So I’ve been using the thinking part of my brain and the talking part of my mouth recently, having those kinds of conversations with older people that make me wonder why I ever thought I knew anything in the first place.

One of those was with my former professor, who I now call by her first name and that’s a little weird. I don’t remember the exact words of the conversation, but I remember coming away from it, shocked to learn that there are many stages in life, and the fact that she is a professor right now doesn’t mean she will always be a professor and in fact she hadn’t even imagined she would ever become a professor.

To me, this was mind-blowing. For some reason, probably because I’m too intelligent, I imagined popping out of college and entering “career” or “dream job,” neither of which turned out to be true, and in fact I don’t even know what my dream job looks like. Understanding this stage in my life as part of something greater is extremely relieving, because that means I still have the chance to revive 30 Rock and write for it in 10-15 years.

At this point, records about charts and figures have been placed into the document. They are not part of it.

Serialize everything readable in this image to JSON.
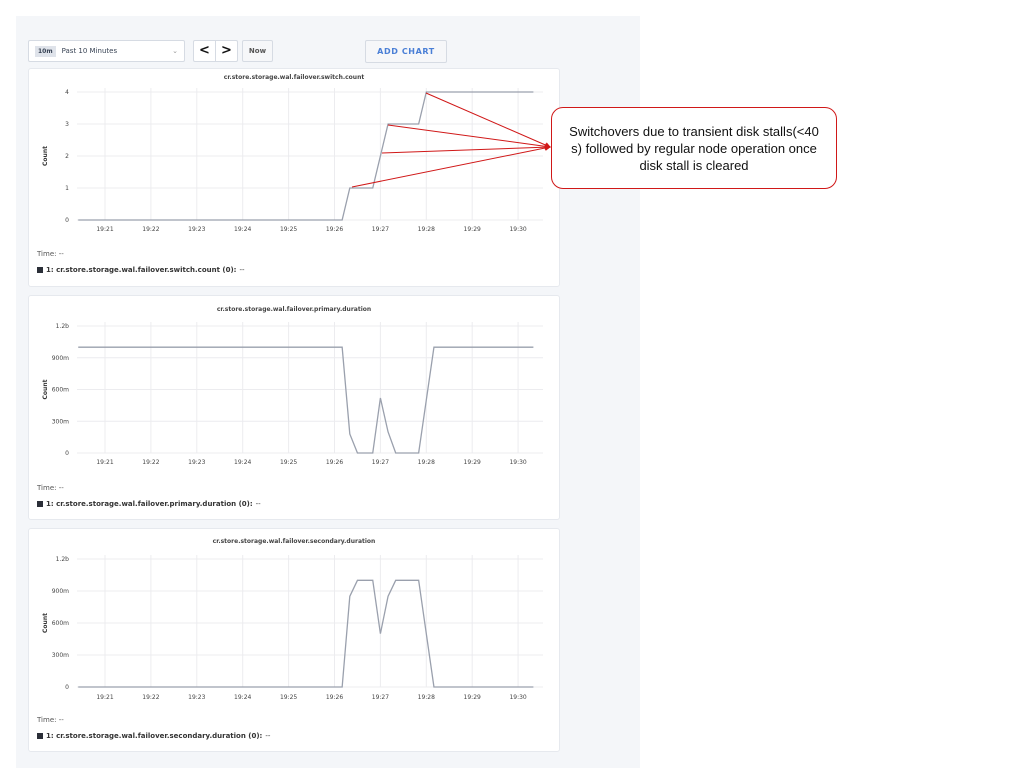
{
  "toolbar": {
    "range_badge": "10m",
    "range_label": "Past 10 Minutes",
    "prev_label": "<",
    "next_label": ">",
    "now_label": "Now",
    "add_chart_label": "ADD CHART"
  },
  "x_ticks": [
    "19:21",
    "19:22",
    "19:23",
    "19:24",
    "19:25",
    "19:26",
    "19:27",
    "19:28",
    "19:29",
    "19:30"
  ],
  "chart_data": [
    {
      "type": "line",
      "title": "cr.store.storage.wal.failover.switch.count",
      "ylabel": "Count",
      "yticks": [
        "0",
        "1",
        "2",
        "3",
        "4"
      ],
      "ylim": [
        0,
        4
      ],
      "time_label": "Time:",
      "time_value": "--",
      "legend": "1: cr.store.storage.wal.failover.switch.count (0):",
      "legend_value": "--",
      "series": [
        {
          "x": [
            "19:20:25",
            "19:26:10",
            "19:26:20",
            "19:26:50",
            "19:27:10",
            "19:27:50",
            "19:28:00",
            "19:30:20"
          ],
          "y": [
            0,
            0,
            1,
            1,
            3,
            3,
            4,
            4
          ]
        }
      ]
    },
    {
      "type": "line",
      "title": "cr.store.storage.wal.failover.primary.duration",
      "ylabel": "Count",
      "yticks": [
        "0",
        "300m",
        "600m",
        "900m",
        "1.2b"
      ],
      "ylim": [
        0,
        1.2
      ],
      "time_label": "Time:",
      "time_value": "--",
      "legend": "1: cr.store.storage.wal.failover.primary.duration (0):",
      "legend_value": "--",
      "series": [
        {
          "x": [
            "19:20:25",
            "19:26:10",
            "19:26:20",
            "19:26:30",
            "19:26:50",
            "19:27:00",
            "19:27:10",
            "19:27:20",
            "19:27:50",
            "19:28:00",
            "19:28:10",
            "19:30:20"
          ],
          "y": [
            1,
            1,
            0.18,
            0,
            0,
            0.52,
            0.2,
            0,
            0,
            0.5,
            1,
            1
          ]
        }
      ]
    },
    {
      "type": "line",
      "title": "cr.store.storage.wal.failover.secondary.duration",
      "ylabel": "Count",
      "yticks": [
        "0",
        "300m",
        "600m",
        "900m",
        "1.2b"
      ],
      "ylim": [
        0,
        1.2
      ],
      "time_label": "Time:",
      "time_value": "--",
      "legend": "1: cr.store.storage.wal.failover.secondary.duration (0):",
      "legend_value": "--",
      "series": [
        {
          "x": [
            "19:20:25",
            "19:26:10",
            "19:26:20",
            "19:26:30",
            "19:26:50",
            "19:27:00",
            "19:27:10",
            "19:27:20",
            "19:27:50",
            "19:28:00",
            "19:28:10",
            "19:30:20"
          ],
          "y": [
            0,
            0,
            0.85,
            1,
            1,
            0.5,
            0.85,
            1,
            1,
            0.5,
            0,
            0
          ]
        }
      ]
    }
  ],
  "annotation": {
    "text": "Switchovers due to transient disk stalls(<40 s) followed by regular node operation once disk stall is cleared",
    "color": "#d01818"
  },
  "colors": {
    "line": "#9aa0ad",
    "grid": "#ececef",
    "legend_swatch": "#2b2f38"
  }
}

On the note of life stages and the illusion of permanence, I read an incredible quote today, courtesy of Literary Jukebox. The quote is from someone I’d never heard of with an equally unknown book, which gives me hope that one day my words might inspire someone even if they’ve never heard of me. Debbie Millman in Look Both Ways: Illustrated Essays on the Intersection of Life and Design writes

“I discovered these common, self imposed restrictions are rather insidious, though they start out simple enough. We begin by worrying we aren’t good enough, smart enough or talented enough to get what we want, then we voluntarily live in this paralyzing mental framework, rather than confront our own role in this paralysis […]

Every once in a while — often when we least expect it — we encounter someone more courageous, someone who choose to strive for that which (to us) seemed unrealistically unattainable, even elusive. And we marvel. We swoon. We gape. Often, we are in awe. I think we look at these people as lucky, when in fact, luck has nothing to do with it […]

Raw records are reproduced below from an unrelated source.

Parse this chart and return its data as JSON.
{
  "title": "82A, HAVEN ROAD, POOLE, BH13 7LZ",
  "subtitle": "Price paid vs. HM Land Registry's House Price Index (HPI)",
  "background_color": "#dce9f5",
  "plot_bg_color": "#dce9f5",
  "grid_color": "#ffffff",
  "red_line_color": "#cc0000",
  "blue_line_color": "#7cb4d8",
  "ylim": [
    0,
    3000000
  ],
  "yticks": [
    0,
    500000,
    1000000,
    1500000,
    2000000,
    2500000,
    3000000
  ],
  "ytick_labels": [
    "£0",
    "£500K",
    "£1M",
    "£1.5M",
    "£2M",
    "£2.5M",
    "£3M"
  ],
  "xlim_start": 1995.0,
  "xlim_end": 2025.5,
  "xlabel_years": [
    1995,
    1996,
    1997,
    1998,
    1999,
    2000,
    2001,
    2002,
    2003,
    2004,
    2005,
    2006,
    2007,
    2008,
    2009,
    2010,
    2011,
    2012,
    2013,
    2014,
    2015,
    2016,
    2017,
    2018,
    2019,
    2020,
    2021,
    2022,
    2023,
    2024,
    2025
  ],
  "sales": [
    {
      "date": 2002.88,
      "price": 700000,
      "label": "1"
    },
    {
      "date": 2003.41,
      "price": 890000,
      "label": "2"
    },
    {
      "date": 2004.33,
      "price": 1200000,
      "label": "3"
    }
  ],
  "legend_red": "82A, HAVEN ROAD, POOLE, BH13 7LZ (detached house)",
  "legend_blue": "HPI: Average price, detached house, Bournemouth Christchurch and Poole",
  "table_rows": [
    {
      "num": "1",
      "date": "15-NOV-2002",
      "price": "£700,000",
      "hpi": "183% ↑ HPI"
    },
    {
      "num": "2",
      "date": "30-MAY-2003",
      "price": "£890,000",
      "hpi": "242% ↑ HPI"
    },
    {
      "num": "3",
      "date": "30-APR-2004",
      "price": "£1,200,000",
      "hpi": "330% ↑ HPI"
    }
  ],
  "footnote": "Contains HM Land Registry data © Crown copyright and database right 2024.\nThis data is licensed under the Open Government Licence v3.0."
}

If you imagine less, less will be what you undoubtedly deserve. Do what you love, and don’t stop until you get what you love. Work as hard as you can, imagine immensities, don’t compromise, and don’t waste time. Start now. Not 20 years from now, not two weeks from now. Now.”

When I read this, I find it extremely challenging and convicting, and it reminds me of something that Stephen Elliott of The Daily Rumpus (and other) fame said once in one of his letters.

He said that people will never be surprised at your failure if you try to do something “impossible,” like make a movie, or publish a book, or travel around the world. In fact, they expect it. They’ll say “of course you couldn’t publish your book, of course you couldn’t make your movie, of course you couldn’t change jobs” etc. etc.

But the reality is that people are doing those things every day, and the only difference between them and me is the fact they’ve been pursuing their passion with a relentless fever, making the impossible happen for themselves and not listening to the consolation of others.

What does it take to be extraordinary? I’m not completely sure, but I know that part of it is steely tenacity. Today I resolve to be more tenacious.

(By the way, if you don’t read the site Brain Pickings, you should. A side-burn of Brain Pickings is the tumblr Literary Jukebox, which is also fantastic.)